Where the IoT and the Physical Internet Meet

The internet is moving from smartphones and computer screens to everyday devices like parking meters, toothbrushes, and locks. Coffeepots talk to alarm clocks to know when to start brewing, thermostats talk to motion sensors, and cell phones to know when to unlock the house. Wired predicts 1 trillion devices will be connected in the Internet of Things (IoT) by 2025. The IoT, a network of physical things accessed through the internet, is fast becoming ubiquitous as the price of technology drops. In 2010, the number of things connected to the internet exceeded the number of people on earth. By 2020, there will be 50+ billion things talking to one another, reports Cisco. We’re about to reach a new era of many-to-many communication, resulting in faster resolution, access to more knowledge, and lower costs.

Yet our supply chains are stuck in an era of one-to-one distribution. Product ships from the factory to a manufacturer’s mixing center, where retailers purchase full truckloads. The result is that most manufacturers have warehouses next to one another in large industrial parks. Think of the waste as truckloads leave, with a single layer of canned goods that weigh out the truck, minutes after a truck of paper towels that cubes out leaves from the other side of the industrial park. A truckload of cans on the bottom and paper towels on the top could have left for half of the cost. Imagine the benefits if those warehouses functioned as one: the retailer could build a truckload order across all of those products.

Other industries have figured out how to leverage regionally optimized, shared facilities. Airports service multiple airlines. Passengers flow in from one carrier and sort themselves onto another carrier for their next leg. When was the last time that you booked a flight where you needed to change airports to change planes? Airlines leverage the benefits of shared infrastructure (security, food service, fuel, air traffic control, etc.) to deliver better, faster solutions to their customers.

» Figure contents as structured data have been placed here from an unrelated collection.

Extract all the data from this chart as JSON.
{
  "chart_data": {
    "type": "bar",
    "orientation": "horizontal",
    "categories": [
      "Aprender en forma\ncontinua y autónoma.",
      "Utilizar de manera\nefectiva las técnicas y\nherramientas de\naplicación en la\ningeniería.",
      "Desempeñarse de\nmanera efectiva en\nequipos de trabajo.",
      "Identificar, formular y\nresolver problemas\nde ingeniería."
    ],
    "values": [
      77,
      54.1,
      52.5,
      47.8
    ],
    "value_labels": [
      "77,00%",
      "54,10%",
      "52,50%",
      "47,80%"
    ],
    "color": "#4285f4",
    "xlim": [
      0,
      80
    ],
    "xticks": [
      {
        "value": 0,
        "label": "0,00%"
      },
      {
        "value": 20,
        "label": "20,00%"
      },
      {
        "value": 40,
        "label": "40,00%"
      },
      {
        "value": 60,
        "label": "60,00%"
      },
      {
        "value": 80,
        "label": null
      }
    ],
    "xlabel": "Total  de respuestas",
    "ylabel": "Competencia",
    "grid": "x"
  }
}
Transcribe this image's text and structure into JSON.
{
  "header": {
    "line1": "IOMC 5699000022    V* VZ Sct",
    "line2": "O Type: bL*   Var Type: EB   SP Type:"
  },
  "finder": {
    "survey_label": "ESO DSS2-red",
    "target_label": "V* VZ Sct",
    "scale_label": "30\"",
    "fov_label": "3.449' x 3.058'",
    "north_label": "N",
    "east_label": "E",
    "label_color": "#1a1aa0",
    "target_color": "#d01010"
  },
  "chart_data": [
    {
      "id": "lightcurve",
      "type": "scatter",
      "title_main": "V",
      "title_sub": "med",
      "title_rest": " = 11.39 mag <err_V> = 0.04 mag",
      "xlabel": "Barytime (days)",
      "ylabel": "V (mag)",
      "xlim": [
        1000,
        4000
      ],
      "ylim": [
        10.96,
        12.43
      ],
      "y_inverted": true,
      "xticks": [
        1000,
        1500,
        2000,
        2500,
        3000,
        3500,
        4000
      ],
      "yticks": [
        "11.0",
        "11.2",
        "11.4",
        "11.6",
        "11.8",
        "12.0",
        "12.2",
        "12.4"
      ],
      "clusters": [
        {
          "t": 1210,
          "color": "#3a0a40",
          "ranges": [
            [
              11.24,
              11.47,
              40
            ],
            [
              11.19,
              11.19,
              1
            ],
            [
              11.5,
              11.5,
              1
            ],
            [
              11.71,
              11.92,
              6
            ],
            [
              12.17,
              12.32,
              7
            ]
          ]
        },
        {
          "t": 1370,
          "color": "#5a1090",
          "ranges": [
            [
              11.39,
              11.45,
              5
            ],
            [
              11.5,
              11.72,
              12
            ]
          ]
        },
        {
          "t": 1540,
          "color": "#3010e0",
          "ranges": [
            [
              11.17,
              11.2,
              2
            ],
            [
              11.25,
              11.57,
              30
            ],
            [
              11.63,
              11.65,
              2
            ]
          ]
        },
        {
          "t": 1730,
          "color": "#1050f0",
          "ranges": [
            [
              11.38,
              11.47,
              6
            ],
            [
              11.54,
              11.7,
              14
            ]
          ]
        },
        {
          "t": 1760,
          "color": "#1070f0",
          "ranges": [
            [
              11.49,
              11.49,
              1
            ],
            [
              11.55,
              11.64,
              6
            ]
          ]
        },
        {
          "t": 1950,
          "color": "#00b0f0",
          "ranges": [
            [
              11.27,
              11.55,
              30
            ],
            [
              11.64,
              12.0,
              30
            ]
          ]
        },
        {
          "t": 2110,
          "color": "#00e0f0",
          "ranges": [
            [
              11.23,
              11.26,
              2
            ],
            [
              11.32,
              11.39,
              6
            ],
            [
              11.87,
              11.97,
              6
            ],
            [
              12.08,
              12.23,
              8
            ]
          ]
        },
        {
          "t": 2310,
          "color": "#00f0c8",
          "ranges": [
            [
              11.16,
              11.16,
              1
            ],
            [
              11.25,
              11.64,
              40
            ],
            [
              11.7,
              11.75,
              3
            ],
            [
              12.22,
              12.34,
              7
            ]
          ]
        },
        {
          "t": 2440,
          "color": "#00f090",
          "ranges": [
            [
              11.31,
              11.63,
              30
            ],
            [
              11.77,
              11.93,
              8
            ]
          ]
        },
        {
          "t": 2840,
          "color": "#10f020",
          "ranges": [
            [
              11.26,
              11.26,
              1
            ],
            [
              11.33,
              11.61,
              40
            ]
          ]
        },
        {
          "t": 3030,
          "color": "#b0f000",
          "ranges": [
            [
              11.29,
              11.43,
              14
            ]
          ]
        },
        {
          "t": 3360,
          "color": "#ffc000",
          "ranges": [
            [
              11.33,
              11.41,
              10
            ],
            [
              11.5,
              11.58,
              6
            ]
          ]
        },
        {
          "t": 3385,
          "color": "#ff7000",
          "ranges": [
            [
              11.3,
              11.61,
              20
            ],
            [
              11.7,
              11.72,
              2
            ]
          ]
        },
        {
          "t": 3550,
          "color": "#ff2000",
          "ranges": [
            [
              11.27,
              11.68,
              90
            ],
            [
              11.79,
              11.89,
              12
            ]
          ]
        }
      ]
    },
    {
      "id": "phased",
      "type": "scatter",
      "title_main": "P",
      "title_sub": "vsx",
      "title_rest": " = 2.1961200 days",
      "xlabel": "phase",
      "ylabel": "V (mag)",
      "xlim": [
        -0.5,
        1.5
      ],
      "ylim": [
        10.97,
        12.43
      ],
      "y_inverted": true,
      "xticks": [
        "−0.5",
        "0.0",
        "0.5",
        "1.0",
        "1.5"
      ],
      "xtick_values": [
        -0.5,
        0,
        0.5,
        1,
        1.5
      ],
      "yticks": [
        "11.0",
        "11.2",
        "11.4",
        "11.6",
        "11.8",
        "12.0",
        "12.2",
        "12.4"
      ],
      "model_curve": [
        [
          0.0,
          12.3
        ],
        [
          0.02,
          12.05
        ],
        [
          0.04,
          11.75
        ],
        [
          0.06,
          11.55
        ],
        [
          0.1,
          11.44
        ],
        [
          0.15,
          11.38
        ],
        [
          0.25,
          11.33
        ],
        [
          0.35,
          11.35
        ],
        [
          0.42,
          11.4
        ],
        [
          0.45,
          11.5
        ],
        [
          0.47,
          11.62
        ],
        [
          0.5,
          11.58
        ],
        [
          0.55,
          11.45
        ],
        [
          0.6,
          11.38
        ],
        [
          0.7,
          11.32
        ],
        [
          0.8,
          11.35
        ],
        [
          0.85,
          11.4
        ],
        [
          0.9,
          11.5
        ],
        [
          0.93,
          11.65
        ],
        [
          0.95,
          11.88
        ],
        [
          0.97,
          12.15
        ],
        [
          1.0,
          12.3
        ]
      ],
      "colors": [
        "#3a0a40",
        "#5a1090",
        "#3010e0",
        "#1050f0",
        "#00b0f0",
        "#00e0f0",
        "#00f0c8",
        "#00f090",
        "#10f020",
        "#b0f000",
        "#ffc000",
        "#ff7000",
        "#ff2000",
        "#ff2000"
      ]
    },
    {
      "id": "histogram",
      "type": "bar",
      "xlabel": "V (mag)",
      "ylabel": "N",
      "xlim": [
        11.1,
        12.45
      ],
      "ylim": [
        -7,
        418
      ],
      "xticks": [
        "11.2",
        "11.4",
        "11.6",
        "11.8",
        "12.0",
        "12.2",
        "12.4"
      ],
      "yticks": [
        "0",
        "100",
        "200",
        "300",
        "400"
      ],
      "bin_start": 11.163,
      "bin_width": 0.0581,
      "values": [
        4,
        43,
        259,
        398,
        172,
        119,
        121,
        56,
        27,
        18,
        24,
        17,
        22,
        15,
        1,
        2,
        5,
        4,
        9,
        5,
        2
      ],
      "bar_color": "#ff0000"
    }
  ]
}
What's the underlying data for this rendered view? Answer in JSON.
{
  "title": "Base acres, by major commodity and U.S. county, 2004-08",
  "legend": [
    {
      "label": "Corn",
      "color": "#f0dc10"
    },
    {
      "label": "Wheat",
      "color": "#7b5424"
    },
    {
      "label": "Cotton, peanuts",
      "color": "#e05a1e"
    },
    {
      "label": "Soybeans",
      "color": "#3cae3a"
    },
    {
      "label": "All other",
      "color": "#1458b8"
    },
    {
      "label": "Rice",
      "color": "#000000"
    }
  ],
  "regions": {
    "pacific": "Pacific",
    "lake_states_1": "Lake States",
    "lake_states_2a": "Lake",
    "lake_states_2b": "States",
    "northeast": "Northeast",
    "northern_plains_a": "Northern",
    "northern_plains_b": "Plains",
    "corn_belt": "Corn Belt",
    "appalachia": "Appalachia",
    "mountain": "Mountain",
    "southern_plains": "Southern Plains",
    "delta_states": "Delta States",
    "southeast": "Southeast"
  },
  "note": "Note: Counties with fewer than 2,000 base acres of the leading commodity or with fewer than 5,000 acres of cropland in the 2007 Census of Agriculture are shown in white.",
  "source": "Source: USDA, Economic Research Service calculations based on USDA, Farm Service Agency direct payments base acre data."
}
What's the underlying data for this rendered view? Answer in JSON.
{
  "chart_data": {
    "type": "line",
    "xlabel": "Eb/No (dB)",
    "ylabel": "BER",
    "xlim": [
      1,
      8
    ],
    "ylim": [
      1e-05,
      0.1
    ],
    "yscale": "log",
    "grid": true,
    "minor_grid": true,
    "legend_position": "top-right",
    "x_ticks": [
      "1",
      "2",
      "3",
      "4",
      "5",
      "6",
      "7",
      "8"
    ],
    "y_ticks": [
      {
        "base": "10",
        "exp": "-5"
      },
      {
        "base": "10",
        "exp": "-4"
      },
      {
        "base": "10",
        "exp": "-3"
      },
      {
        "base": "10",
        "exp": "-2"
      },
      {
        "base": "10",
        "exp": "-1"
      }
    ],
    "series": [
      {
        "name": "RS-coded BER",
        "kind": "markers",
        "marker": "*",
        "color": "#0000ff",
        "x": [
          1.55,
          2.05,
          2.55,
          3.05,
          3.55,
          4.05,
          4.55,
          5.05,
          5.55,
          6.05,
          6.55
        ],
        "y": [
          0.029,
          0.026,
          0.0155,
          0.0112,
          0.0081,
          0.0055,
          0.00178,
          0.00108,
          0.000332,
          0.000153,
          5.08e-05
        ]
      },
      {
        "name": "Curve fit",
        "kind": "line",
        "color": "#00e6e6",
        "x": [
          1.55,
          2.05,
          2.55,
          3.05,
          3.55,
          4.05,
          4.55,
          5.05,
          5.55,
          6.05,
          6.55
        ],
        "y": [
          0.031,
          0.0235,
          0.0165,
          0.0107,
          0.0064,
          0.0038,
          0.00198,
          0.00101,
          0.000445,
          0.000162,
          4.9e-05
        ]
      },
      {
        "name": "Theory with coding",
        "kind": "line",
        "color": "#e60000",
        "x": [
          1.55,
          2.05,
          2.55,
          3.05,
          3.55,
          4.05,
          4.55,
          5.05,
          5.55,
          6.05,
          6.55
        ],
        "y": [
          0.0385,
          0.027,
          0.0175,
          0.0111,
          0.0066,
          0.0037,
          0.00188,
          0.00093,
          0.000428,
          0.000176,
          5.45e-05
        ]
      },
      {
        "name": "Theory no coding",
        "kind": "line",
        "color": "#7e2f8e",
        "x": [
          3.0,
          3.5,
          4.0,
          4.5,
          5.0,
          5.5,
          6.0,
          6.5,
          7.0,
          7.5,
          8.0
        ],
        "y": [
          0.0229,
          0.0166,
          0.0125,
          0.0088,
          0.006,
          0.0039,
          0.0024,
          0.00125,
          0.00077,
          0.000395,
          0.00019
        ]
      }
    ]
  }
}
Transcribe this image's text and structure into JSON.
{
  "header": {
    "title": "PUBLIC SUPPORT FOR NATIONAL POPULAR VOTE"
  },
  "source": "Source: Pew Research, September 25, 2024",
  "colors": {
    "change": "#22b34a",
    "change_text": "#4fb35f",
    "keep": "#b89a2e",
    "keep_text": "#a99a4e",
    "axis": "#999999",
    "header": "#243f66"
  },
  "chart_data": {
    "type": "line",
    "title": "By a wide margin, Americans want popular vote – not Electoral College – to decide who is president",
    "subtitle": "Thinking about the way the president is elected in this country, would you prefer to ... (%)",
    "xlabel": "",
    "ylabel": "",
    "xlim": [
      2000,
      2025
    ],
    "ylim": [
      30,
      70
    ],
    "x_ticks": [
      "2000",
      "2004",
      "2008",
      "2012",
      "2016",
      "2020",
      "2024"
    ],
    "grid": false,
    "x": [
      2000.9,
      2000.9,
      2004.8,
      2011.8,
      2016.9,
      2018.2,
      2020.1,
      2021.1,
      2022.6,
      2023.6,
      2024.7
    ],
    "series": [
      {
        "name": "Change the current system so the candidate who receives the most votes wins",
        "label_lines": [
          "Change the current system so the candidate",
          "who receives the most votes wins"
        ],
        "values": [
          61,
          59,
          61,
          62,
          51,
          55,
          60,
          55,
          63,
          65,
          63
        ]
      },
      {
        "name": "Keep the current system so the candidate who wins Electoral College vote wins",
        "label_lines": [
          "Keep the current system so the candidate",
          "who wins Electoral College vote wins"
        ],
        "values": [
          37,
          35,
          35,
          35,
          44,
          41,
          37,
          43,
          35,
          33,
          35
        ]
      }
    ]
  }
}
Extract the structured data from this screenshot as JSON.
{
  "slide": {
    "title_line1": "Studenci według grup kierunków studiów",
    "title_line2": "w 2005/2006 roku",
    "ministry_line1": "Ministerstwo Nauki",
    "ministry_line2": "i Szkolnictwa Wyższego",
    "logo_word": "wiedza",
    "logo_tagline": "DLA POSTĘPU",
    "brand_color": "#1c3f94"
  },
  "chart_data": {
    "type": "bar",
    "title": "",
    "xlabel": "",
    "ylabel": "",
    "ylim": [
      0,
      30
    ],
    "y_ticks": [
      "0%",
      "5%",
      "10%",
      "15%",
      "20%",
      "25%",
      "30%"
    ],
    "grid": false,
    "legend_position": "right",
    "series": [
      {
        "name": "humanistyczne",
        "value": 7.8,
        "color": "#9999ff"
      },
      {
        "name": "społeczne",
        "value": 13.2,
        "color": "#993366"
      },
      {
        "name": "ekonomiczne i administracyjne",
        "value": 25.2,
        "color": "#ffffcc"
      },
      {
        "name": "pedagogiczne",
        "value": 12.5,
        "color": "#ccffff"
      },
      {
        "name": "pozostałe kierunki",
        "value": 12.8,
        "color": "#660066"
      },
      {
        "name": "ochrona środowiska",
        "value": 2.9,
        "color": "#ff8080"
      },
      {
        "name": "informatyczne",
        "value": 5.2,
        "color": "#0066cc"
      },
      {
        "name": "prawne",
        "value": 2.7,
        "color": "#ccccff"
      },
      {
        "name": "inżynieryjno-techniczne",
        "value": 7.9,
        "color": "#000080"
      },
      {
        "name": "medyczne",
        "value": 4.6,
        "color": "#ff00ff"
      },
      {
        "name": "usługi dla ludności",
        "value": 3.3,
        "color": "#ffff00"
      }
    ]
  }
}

The result of the many-to-many model is that trucks are optimally filled due to greater variation in product size and weight. Service is faster because scale allows products to ship daily to a retailer or last-mile collection points. Costs are lower because shared services and fewer, fuller trucks save money. Road congestion, particularly important in growing, urban areas, is reduced. This is the connected, smart supply chain of the future, and it’s here today, within the ES3 network.